Wednesday was a narrowly mixed day on Wall Street, with broader benchmarks giving up modest amounts of ground even as the Dow Jones Industrials once again outperformed its peers. Investors didn't get any surprises from the Federal Reserve, which said after the two-day meeting of its Federal Open Market Committee that it would make no immediate changes to monetary policy but look to implement moves to reduce the size of its balance sheet in the near future. More influential was news from various individual companies, and some stocks lost substantial ground because of unfavorable events. American Outdoor Brands (NASDAQ:SWBI), Sasol (NYSE:SSL), and Iovance Biotherapeutics (NASDAQ:IOVA) were among the worst performers on the day. Below, we'll look more closely at these stocks to tell you why they did so poorly.

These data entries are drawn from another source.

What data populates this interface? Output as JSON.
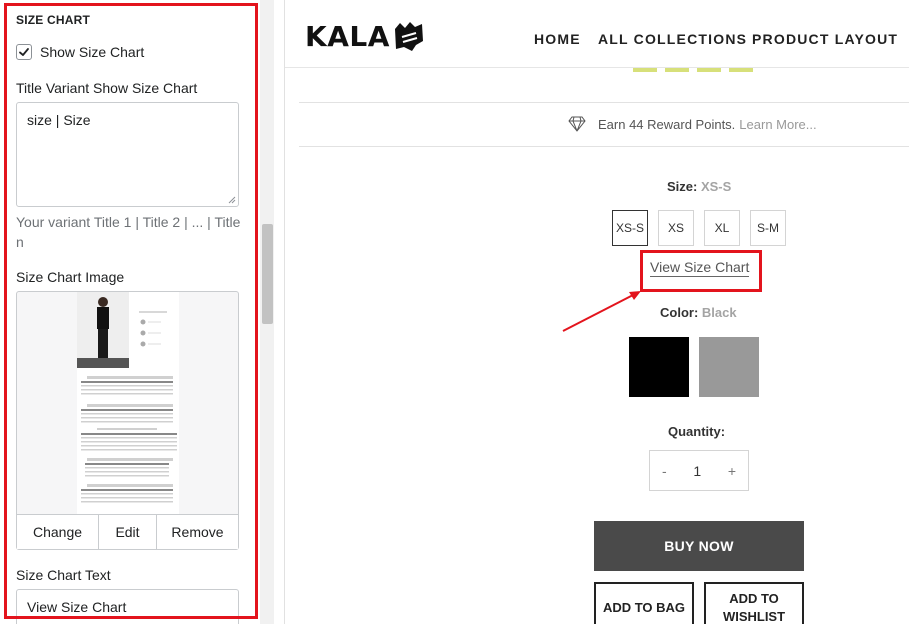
{
  "settings": {
    "section_title": "SIZE CHART",
    "show_checkbox": {
      "label": "Show Size Chart",
      "checked": true
    },
    "title_variant": {
      "label": "Title Variant Show Size Chart",
      "value": "size | Size"
    },
    "help_text": "Your variant Title 1 | Title 2 | ... | Title n",
    "image": {
      "label": "Size Chart Image",
      "actions": {
        "change": "Change",
        "edit": "Edit",
        "remove": "Remove"
      }
    },
    "chart_text": {
      "label": "Size Chart Text",
      "value": "View Size Chart"
    },
    "highlight_color": "#e3141d"
  },
  "store": {
    "logo_text": "KALA",
    "nav": [
      "HOME",
      "ALL COLLECTIONS",
      "PRODUCT LAYOUT"
    ],
    "reward": {
      "text": "Earn 44 Reward Points.",
      "link": "Learn More..."
    },
    "size": {
      "label": "Size:",
      "selected": "XS-S",
      "options": [
        "XS-S",
        "XS",
        "XL",
        "S-M"
      ]
    },
    "view_size_chart": "View Size Chart",
    "color": {
      "label": "Color:",
      "selected": "Black",
      "swatches": [
        "#000000",
        "#999999"
      ]
    },
    "quantity": {
      "label": "Quantity:",
      "minus": "-",
      "value": "1",
      "plus": "+"
    },
    "buy_now": "BUY NOW",
    "add_to_bag": "ADD TO BAG",
    "add_to_wishlist": [
      "ADD TO",
      "WISHLIST"
    ]
  }
}
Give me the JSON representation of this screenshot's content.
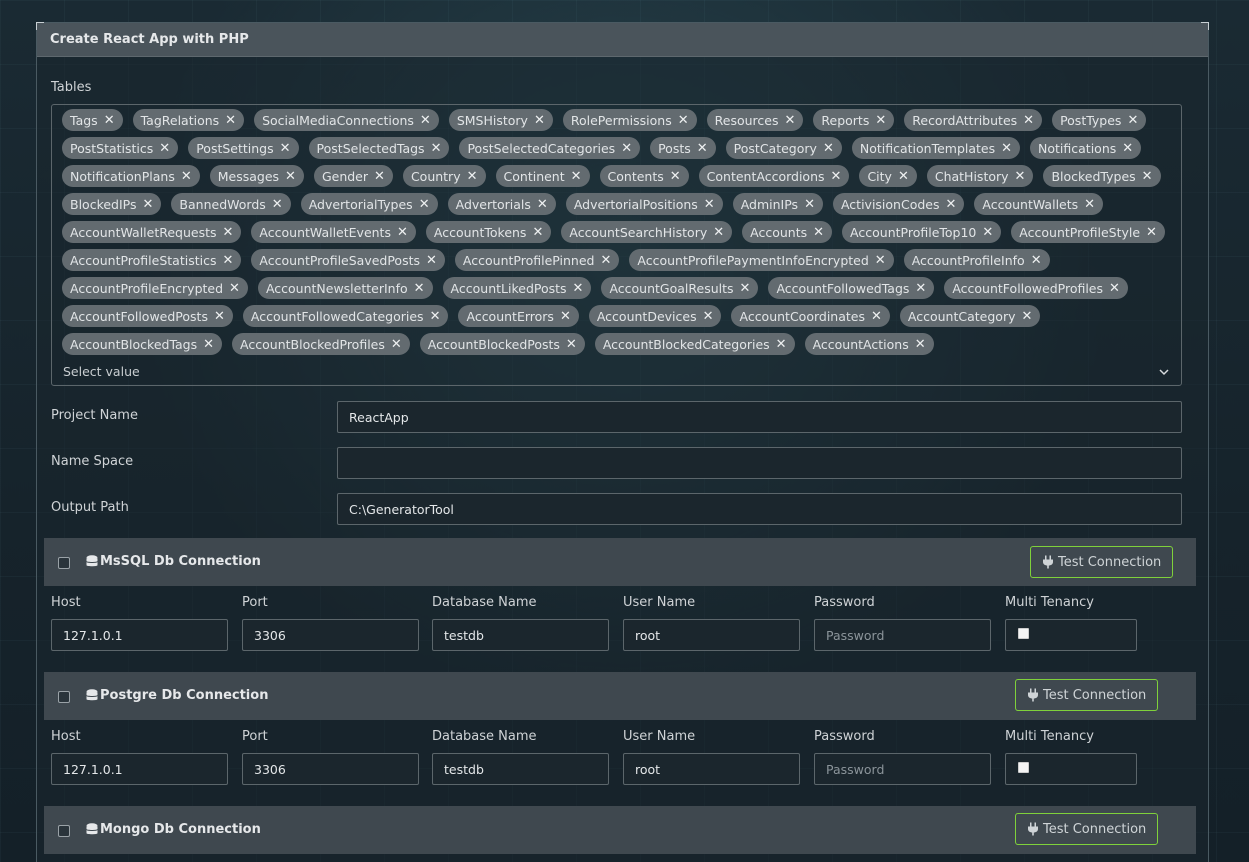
{
  "panel": {
    "title": "Create React App with PHP"
  },
  "tables": {
    "label": "Tables",
    "placeholder": "Select value",
    "selected": [
      "Tags",
      "TagRelations",
      "SocialMediaConnections",
      "SMSHistory",
      "RolePermissions",
      "Resources",
      "Reports",
      "RecordAttributes",
      "PostTypes",
      "PostStatistics",
      "PostSettings",
      "PostSelectedTags",
      "PostSelectedCategories",
      "Posts",
      "PostCategory",
      "NotificationTemplates",
      "Notifications",
      "NotificationPlans",
      "Messages",
      "Gender",
      "Country",
      "Continent",
      "Contents",
      "ContentAccordions",
      "City",
      "ChatHistory",
      "BlockedTypes",
      "BlockedIPs",
      "BannedWords",
      "AdvertorialTypes",
      "Advertorials",
      "AdvertorialPositions",
      "AdminIPs",
      "ActivisionCodes",
      "AccountWallets",
      "AccountWalletRequests",
      "AccountWalletEvents",
      "AccountTokens",
      "AccountSearchHistory",
      "Accounts",
      "AccountProfileTop10",
      "AccountProfileStyle",
      "AccountProfileStatistics",
      "AccountProfileSavedPosts",
      "AccountProfilePinned",
      "AccountProfilePaymentInfoEncrypted",
      "AccountProfileInfo",
      "AccountProfileEncrypted",
      "AccountNewsletterInfo",
      "AccountLikedPosts",
      "AccountGoalResults",
      "AccountFollowedTags",
      "AccountFollowedProfiles",
      "AccountFollowedPosts",
      "AccountFollowedCategories",
      "AccountErrors",
      "AccountDevices",
      "AccountCoordinates",
      "AccountCategory",
      "AccountBlockedTags",
      "AccountBlockedProfiles",
      "AccountBlockedPosts",
      "AccountBlockedCategories",
      "AccountActions"
    ]
  },
  "project": {
    "name_label": "Project Name",
    "name_value": "ReactApp",
    "namespace_label": "Name Space",
    "namespace_value": "",
    "output_label": "Output Path",
    "output_value": "C:\\GeneratorTool"
  },
  "labels": {
    "host": "Host",
    "port": "Port",
    "database": "Database Name",
    "user": "User Name",
    "password": "Password",
    "tenancy": "Multi Tenancy",
    "password_placeholder": "Password",
    "test_button": "Test Connection"
  },
  "connections": {
    "mssql": {
      "title": "MsSQL Db Connection",
      "host": "127.1.0.1",
      "port": "3306",
      "database": "testdb",
      "user": "root",
      "password": "",
      "multi_tenancy": true
    },
    "postgre": {
      "title": "Postgre Db Connection",
      "host": "127.1.0.1",
      "port": "3306",
      "database": "testdb",
      "user": "root",
      "password": "",
      "multi_tenancy": true
    },
    "mongo": {
      "title": "Mongo Db Connection"
    }
  },
  "colors": {
    "accent_green": "#7fd13b",
    "chip_bg": "#636b70",
    "header_bg": "#4a545b",
    "db_header_bg": "#3f484f"
  },
  "icons": {
    "chip_remove": "close-icon",
    "select_toggle": "chevron-down-icon",
    "db": "database-icon",
    "test": "plug-icon"
  }
}
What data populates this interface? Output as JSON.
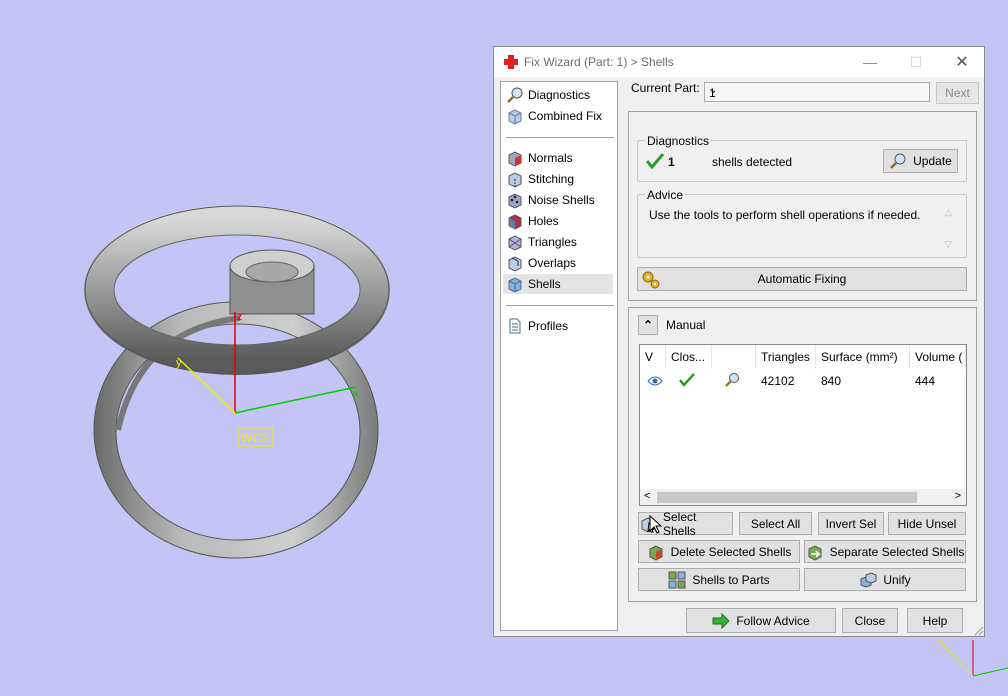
{
  "scene": {
    "axis_label": "WCS",
    "axis_x": "x",
    "axis_y": "y",
    "axis_z": "z"
  },
  "window": {
    "title": "Fix Wizard (Part: 1) > Shells",
    "controls": {
      "minimize": "—",
      "maximize": "☐",
      "close": "✕"
    }
  },
  "sidebar": {
    "group1": [
      {
        "label": "Diagnostics",
        "icon": "magnifier-icon"
      },
      {
        "label": "Combined Fix",
        "icon": "cube-icon"
      }
    ],
    "group2": [
      {
        "label": "Normals",
        "icon": "normals-cube-icon"
      },
      {
        "label": "Stitching",
        "icon": "stitching-cube-icon"
      },
      {
        "label": "Noise Shells",
        "icon": "noise-shells-icon"
      },
      {
        "label": "Holes",
        "icon": "holes-cube-icon"
      },
      {
        "label": "Triangles",
        "icon": "triangles-cube-icon"
      },
      {
        "label": "Overlaps",
        "icon": "overlaps-cube-icon"
      },
      {
        "label": "Shells",
        "icon": "shells-cube-icon",
        "selected": true
      }
    ],
    "group3": [
      {
        "label": "Profiles",
        "icon": "document-icon"
      }
    ]
  },
  "top": {
    "current_part_label": "Current Part:",
    "current_part_value": "1",
    "next_label": "Next"
  },
  "diagnostics": {
    "title": "Diagnostics",
    "count": "1",
    "text": "shells detected",
    "update_label": "Update"
  },
  "advice": {
    "title": "Advice",
    "text": "Use the tools to perform shell operations if needed."
  },
  "auto_fix_label": "Automatic Fixing",
  "manual": {
    "toggle": "⌃",
    "title": "Manual",
    "table": {
      "columns": [
        "V",
        "Clos...",
        "",
        "Triangles",
        "Surface (mm²)",
        "Volume ("
      ],
      "rows": [
        {
          "triangles": "42102",
          "surface": "840",
          "volume": "444"
        }
      ]
    },
    "scroll_left": "<",
    "scroll_right": ">",
    "buttons": {
      "select_shells": "Select Shells",
      "select_all": "Select All",
      "invert_sel": "Invert Sel",
      "hide_unsel": "Hide Unsel",
      "delete_selected": "Delete Selected Shells",
      "separate_selected": "Separate Selected Shells",
      "shells_to_parts": "Shells to Parts",
      "unify": "Unify"
    }
  },
  "footer": {
    "follow_advice": "Follow Advice",
    "close": "Close",
    "help": "Help"
  },
  "colors": {
    "background": "#c4c4f6",
    "ring": "#8a8a8a",
    "accent_check": "#2e9a2e",
    "red_cross": "#e02020"
  }
}
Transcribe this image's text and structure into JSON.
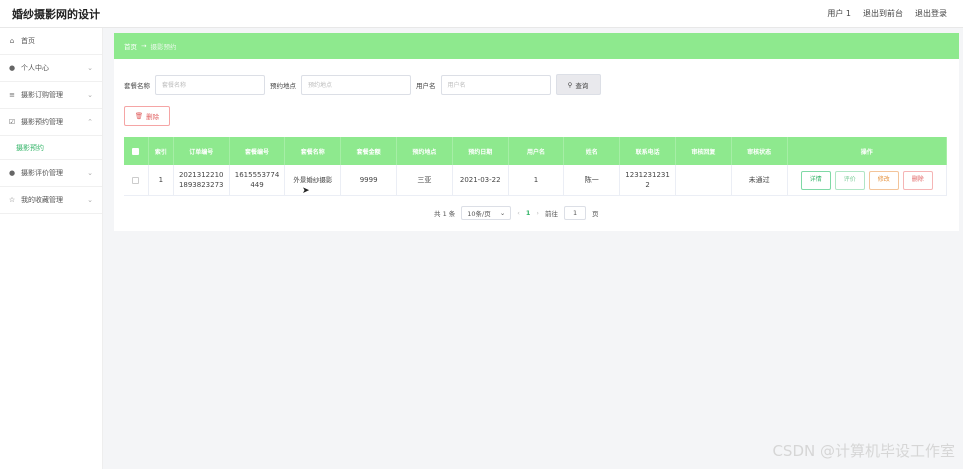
{
  "header": {
    "app_title": "婚纱摄影网的设计",
    "user": "用户 1",
    "back_front": "退出到前台",
    "logout": "退出登录"
  },
  "sidebar": {
    "items": [
      {
        "label": "首页",
        "icon": "home-icon"
      },
      {
        "label": "个人中心",
        "icon": "user-icon"
      },
      {
        "label": "摄影订购管理",
        "icon": "list-icon"
      },
      {
        "label": "摄影预约管理",
        "icon": "calendar-check-icon"
      },
      {
        "label": "摄影预约",
        "sub": true
      },
      {
        "label": "摄影评价管理",
        "icon": "user-icon"
      },
      {
        "label": "我的收藏管理",
        "icon": "star-icon"
      }
    ]
  },
  "breadcrumb": {
    "home": "首页",
    "arrow": "→",
    "current": "摄影预约"
  },
  "search": {
    "package_label": "套餐名称",
    "package_placeholder": "套餐名称",
    "location_label": "预约地点",
    "location_placeholder": "预约地点",
    "username_label": "用户名",
    "username_placeholder": "用户名",
    "search_button": "查询"
  },
  "toolbar": {
    "delete_button": "删除"
  },
  "table": {
    "columns": [
      "索引",
      "订单编号",
      "套餐编号",
      "套餐名称",
      "套餐金额",
      "预约地点",
      "预约日期",
      "用户名",
      "姓名",
      "联系电话",
      "审核回复",
      "审核状态",
      "操作"
    ],
    "rows": [
      {
        "index": "1",
        "order_no": "20213122101893823273",
        "package_no": "1615553774449",
        "package_name": "外景婚纱摄影",
        "amount": "9999",
        "location": "三亚",
        "date": "2021-03-22",
        "username": "1",
        "name": "陈一",
        "phone": "12312312312",
        "reply": "",
        "status": "未通过"
      }
    ],
    "actions": {
      "detail": "详情",
      "review": "评价",
      "edit": "修改",
      "delete": "删除"
    }
  },
  "pagination": {
    "total": "共 1 条",
    "page_size": "10条/页",
    "current_page": "1",
    "goto_label": "前往",
    "goto_value": "1",
    "page_unit": "页"
  },
  "watermark": "CSDN @计算机毕设工作室",
  "colors": {
    "accent": "#8ee98e",
    "link": "#35b569"
  }
}
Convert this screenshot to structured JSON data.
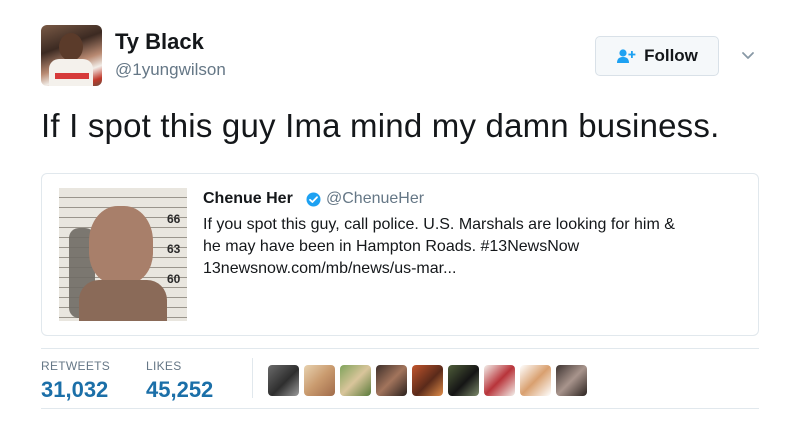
{
  "author": {
    "name": "Ty Black",
    "handle": "@1yungwilson"
  },
  "follow": {
    "label": "Follow"
  },
  "tweet": {
    "text": "If I spot this guy Ima mind my damn business."
  },
  "quoted_tweet": {
    "name": "Chenue Her",
    "handle": "@ChenueHer",
    "verified": true,
    "lines": [
      "If you spot this guy, call police. U.S. Marshals are looking for him &",
      "he may have been in Hampton Roads. #13NewsNow",
      "13newsnow.com/mb/news/us-mar..."
    ],
    "image_height_marks": [
      "66",
      "63",
      "60"
    ]
  },
  "stats": {
    "retweets_label": "RETWEETS",
    "retweets_value": "31,032",
    "likes_label": "LIKES",
    "likes_value": "45,252"
  },
  "colors": {
    "link_blue": "#1b6fa8",
    "verified_blue": "#1da1f2",
    "muted_text": "#657786"
  },
  "icons": {
    "follow": "add-person-icon",
    "more": "chevron-down-icon",
    "verified": "verified-badge-icon"
  }
}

Gun stocks give back their gains

Shares of American Outdoor Brands fell 5%, declining in line with other major players in the gun industry. The move marked a major reversal from Tuesday's 10% jump for the maker of Smith & Wesson guns, which came after the White House was likely to make it easier for gun makers to export weapons outside the U.S. market. One representative of an industry trade group suggested that the change in policy could lead to a 15% to 20% boost to sales, and that could especially help American Outdoor Brands because of Smith & Wesson's limited exposure to foreign markets and the company's overall poor performance recently. Today's decline suggests that investors aren't as certain that such a measure will actually move forward, and the company will need to keep a close eye on Washington to see what happens next.

Smith & Wesson gun pointed near a target.

Image source: American Outdoor Brands.

Sasol looks at capital restructuring

Sasol stock dropped 7% after reports that the South African synfuels specialist would consider a secondary offering in order to pay down debt. Sasol has a commitment to repay almost $1 billion in debt to investors in an initial phase of a black economic empowerment initiative called Sasol Inzalo back in 2008. With South Africa having hopes to increase black ownership of domestic businesses, Sasol expects to have a new initiative called Khanyisa next year. Current shareholders weren't happy with the potential dilution resulting from the deal, but poor performance for the stock made it the best of a bad lot for Sasol.

Iovance sells some stock

Finally, shares of Iovance Biotherapeutics lost more than 16%. The cancer immunotherapy biotech company said that it would offer about $50 million in common stock in a secondary offering, potentially boosting its number of shares outstanding by more than 10%. The company said that it hopes to use the proceeds from the sale to fund clinical trials for various cancer-fighting drugs. The move comes shortly after Iovance shares soared following its getting fast-track designation from the U.S. Food and Drug Administration for its LN-144 melanoma treatment, which raised investor hopes for a quicker approval process. Biotech stocks are popular among investors, and Iovance is worth a closer look from those who've missed out on it so far.